South African miners score legal victory over lung disease

JOHANNESBURG – South African gold miners who got lung diseases while working underground, as well as families of miners who died of such diseases, can launch a class action suit against mining companies, a judge said Friday.

The ruling by Deputy Judge President Phineas Mojapelo opens the way to litigation involving tens of thousands of miners and spanning decades of cases, putting pressure on a mining industry that was a foundation of the South African economy but has struggled over the years because of rising costs.

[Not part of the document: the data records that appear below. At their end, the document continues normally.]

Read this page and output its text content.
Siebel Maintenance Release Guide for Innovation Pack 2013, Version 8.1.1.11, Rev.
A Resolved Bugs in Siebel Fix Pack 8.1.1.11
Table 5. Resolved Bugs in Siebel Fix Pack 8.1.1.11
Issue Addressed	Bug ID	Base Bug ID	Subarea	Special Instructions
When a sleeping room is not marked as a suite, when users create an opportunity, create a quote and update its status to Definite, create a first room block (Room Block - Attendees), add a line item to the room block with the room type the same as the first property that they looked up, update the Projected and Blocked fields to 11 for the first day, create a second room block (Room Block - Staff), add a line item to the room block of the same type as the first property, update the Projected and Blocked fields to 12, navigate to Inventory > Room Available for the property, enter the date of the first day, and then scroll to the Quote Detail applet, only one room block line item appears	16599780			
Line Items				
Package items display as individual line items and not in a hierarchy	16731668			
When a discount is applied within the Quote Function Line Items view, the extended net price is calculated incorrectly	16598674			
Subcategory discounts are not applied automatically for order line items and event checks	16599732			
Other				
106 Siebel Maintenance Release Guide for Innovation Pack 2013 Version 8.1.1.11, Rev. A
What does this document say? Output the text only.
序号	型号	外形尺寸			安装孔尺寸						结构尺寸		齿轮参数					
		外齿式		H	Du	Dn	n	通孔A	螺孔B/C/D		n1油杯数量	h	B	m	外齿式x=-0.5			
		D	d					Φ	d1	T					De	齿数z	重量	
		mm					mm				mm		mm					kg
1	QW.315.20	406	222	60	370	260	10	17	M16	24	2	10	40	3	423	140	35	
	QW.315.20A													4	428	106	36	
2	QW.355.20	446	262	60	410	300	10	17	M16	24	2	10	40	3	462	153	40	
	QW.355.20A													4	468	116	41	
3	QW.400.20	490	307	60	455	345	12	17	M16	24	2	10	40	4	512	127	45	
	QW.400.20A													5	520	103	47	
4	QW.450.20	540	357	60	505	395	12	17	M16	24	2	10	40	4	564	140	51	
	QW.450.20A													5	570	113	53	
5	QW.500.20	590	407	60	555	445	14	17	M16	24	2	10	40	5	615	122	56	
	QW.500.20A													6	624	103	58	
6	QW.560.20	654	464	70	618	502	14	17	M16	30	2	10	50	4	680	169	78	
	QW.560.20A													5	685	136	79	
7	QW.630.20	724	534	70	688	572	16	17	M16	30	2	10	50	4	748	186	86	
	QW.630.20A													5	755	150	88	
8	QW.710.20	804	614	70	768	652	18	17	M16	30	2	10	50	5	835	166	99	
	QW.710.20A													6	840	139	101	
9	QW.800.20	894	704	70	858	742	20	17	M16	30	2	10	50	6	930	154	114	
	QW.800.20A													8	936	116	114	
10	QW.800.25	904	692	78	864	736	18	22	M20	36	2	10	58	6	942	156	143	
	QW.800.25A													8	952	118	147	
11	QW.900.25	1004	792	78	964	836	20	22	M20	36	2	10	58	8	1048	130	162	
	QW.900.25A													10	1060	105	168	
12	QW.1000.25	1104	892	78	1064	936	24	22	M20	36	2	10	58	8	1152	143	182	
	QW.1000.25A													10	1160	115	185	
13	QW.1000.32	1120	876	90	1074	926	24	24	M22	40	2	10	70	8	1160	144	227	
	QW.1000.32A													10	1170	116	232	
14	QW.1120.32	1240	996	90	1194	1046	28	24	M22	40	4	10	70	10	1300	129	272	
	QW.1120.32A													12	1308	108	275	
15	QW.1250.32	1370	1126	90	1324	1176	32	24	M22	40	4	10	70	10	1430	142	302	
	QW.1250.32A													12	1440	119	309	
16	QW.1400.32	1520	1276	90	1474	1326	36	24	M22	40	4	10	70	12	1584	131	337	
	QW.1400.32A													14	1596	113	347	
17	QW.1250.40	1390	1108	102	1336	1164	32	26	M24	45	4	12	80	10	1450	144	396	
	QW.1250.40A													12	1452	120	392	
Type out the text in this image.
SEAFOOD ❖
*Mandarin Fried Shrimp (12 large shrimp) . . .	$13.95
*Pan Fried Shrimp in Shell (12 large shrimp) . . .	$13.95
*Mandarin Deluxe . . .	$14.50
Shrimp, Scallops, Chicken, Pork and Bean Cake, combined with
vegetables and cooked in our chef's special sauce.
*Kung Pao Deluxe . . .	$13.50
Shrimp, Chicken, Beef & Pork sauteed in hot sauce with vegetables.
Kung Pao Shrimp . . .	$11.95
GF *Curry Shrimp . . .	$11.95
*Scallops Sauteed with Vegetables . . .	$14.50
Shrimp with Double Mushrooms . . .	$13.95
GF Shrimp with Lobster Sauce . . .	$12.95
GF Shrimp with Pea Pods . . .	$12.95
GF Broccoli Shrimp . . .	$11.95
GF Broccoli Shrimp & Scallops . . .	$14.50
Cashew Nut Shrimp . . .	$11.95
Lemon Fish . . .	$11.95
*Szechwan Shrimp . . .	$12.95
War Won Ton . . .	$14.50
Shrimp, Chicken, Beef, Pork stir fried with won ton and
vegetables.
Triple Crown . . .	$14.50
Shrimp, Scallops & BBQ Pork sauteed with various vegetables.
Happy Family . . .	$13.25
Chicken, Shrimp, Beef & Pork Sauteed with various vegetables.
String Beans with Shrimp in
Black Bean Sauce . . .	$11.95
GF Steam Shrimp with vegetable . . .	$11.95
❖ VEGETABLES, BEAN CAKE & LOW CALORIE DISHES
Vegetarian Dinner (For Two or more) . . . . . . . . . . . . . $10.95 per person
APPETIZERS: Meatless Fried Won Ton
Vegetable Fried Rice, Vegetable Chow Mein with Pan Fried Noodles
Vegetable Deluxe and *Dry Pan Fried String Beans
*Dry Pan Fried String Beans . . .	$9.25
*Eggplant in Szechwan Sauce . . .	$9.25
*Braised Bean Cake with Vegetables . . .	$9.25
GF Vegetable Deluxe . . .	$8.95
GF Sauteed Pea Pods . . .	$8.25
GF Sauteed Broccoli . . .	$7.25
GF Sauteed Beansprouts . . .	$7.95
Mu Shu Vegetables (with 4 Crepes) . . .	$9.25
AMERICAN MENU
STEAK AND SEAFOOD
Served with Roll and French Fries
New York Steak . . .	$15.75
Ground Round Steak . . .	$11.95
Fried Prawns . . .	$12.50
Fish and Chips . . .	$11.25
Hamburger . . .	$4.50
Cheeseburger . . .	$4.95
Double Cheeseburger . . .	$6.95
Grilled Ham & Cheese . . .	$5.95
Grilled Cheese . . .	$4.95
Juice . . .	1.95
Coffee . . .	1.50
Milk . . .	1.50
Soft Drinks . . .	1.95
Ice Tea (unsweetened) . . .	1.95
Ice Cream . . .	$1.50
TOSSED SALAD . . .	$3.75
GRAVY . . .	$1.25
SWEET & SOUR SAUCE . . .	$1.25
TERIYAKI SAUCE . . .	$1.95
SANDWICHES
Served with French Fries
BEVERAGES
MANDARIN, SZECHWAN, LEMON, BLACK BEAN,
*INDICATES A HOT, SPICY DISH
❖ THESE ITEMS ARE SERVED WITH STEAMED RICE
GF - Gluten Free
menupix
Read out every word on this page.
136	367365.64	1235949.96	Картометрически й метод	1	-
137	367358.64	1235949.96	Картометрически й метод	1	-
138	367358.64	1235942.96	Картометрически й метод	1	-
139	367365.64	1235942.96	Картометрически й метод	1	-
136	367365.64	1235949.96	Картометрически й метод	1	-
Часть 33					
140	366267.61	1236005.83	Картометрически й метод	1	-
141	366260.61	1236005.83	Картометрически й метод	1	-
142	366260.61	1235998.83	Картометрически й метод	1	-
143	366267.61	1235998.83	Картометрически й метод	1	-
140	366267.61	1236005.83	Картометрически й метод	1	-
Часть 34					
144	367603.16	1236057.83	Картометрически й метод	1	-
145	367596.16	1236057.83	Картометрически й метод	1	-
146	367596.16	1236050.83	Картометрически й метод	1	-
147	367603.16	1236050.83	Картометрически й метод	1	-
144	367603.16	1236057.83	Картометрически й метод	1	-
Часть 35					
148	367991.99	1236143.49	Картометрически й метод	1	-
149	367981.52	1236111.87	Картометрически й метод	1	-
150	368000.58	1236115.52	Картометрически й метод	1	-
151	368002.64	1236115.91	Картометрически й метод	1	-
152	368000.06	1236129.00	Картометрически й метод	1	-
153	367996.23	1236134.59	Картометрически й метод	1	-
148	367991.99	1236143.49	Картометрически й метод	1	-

The Congress of South African Trade Unions hailed the ruling in a Johannesburg court as a “huge victory” and urged all affected miners and families of miners who died from diseases they got in mines to join legal action against some of the most prominent mining companies in the country.

In a statement, the labour group said miners “did the back-breaking work to build this economy and this country and they deserve justice.”

Many people who are now sick worked in South Africa’s gold mines during apartheid, when miners rarely had the proper gear to protect them against dust inhalation. They suffer diseases such as silicosis and tuberculosis.

Earlier this year, a group of South African gold miners infected with lung diseases brought on by repeated exposure to mine dust won a multimillion dollar out-of-court settlement, lawyers said. Lawyers had represented thousands of clients in the suit against Anglo American South Africa and AngloGold Ashanti, and said some miners died before they had a chance to be compensated.

The mining companies said the settlement was reached without an admission of liability from the mine operators.